Do you really need a home equity loan up to 125% of your home’s value? If you have so much debt, you probably want to take a serious look at your debt and the steps your taking to reduce it. If you don’t have so much debt, you should take a serious look at why you would want such a large loan. Either way, pimping out your 125% loan in a time when people are talking about bailing out foreclosures is probably a risky thing to do, especially if the borrowers fall behind… then you’re the company that offered a 125% loan after subprimes went under.
{ 13 comments, please add your thoughts now! }





If people want to borrow 125% the value of their home, and company wants to lend them that – more power to them. There are situations that makes borrowing make sense. The problem is not with the lending itself, but with the underwriting. The risk needs to be avoided or priced in.
For what it’s worth, if you look at the fine print on the bottom of Ditech’s web page, they are using a 12.75% interest rate (13.6% APR). That seems pretty high to me, and I would guess, looking at this from Ditech’s point of view, that this is high enough to cover losses when some customers foreclose.

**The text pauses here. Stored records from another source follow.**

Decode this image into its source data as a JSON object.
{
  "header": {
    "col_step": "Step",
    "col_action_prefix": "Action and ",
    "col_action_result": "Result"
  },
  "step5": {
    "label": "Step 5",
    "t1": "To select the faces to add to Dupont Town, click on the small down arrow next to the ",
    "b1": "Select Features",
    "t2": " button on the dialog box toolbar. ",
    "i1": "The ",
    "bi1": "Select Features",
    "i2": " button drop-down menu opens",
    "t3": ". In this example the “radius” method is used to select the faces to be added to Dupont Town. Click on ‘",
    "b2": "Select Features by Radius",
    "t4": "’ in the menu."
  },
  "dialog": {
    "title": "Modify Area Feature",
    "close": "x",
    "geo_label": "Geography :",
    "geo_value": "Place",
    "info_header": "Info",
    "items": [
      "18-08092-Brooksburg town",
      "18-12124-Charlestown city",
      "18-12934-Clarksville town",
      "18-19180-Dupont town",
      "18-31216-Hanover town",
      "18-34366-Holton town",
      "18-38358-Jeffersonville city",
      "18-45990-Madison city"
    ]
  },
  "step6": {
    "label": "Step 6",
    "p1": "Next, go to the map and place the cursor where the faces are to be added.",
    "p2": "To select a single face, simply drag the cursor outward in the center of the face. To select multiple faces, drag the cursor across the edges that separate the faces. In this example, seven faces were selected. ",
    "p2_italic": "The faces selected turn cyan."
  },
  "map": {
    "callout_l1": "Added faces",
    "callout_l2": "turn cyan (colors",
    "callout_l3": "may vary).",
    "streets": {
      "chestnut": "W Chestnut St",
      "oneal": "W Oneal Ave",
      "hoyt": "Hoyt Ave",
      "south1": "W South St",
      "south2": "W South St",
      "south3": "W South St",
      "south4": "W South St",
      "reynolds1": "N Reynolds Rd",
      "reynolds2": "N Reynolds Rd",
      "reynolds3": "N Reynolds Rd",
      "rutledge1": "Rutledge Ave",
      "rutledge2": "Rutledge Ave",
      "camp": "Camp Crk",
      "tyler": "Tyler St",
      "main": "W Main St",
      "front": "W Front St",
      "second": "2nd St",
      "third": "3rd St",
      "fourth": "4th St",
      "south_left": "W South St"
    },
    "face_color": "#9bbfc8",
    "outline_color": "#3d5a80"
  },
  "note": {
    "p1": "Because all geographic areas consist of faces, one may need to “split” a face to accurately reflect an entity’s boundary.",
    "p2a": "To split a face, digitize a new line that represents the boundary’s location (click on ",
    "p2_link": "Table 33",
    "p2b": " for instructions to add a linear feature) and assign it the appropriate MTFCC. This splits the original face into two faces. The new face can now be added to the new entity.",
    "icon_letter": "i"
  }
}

Likewise, looking at this from the customer’s point of view, if you *do* have thousands or even tens of thousands of dollars of high interest rate credit card debt, 12.75% is a lot better rate than the 18%-24% on a typical card.
You’re against freedom loans? Now the terrorists have won.
Hahaha, touche.
They aren’t the only ones who do this. US Bank also offers a 125% LTV loan, and I’m sure there are others. USB at least doesnt charge such an absurd interest rate.
I have been doing some preliminary info searching on mortgages, and at the bank I am leaning towards they are trying to push me towards a 103% loan that rolls the closing costs into the loan. It seems weird to me when a bank almost seems to discourage a down payment. I won’t be surprised at all to see lenders going under with strategies like that. Now 125%, that seems crazy.
I’m sure that there is some assumption on the part of the lender that the value of the property will go up before too many people have a chance to go under. Even though they lent 125% of the value of the property purchase price, they may be able to get back all of the loan .
Maybe 125% is the interest rate.
I know someone who financed their house at 125%. They have now declared bankruptcy and walked away with only the shirt on their backs. It is the second time they have declared BK.
This is “banking gone wild”. They might as well charge 1,004,302% interest – they are never going to get the money anyway.
The only people I’ve known who did this actually made it work: they did a 125% “mortgage” to help finance the purchase of an apartment building a few years ago. The building generated enough income that they were able to pay the loan down to a reasonable level within four years, and refi’ed into a normal 80% LTV loan. They bought a second building last year.
These loans have been around for several years and actually predate weird “option ARMs” and other things.
Not that I’d ever do one of these; I’d rather sleep at night…
The American Dream is gone, Thanks to Ditech and others
It’s great to know that I can maximize my debt to 125% of my house worth and can get bailed out by another bad idea.
My master plan is almost complete…
I agree on the underwriting issue. Banks will create lending policies that they think will protect them, but in reality it’s just red tape that does no good. For example, bank’s thought that appraisals were the “end all, be all” value of a property. Banks would lend tons of money on these appraised values with no idea what the money was being used for. So when their money went out the door to buy more liabilities (which includes buying new stuff to increase your home’s value), the loans are more likely to go bad, especially when you lend this type of money to sub-prime borrowers.
I truly believe that some banks don’t understand what makes a property worth more or less. That’s why they don’t know which deals to take or leave right now. THEY ARE SCARED!
Providing 125% LTV financing on any property is likely risky lending, but could be profitable for he right type of clients. If you’re going to offer this type of financing, it should only be offered to the most creditworthy 1% of clients in the lender’s existing loan portfolio.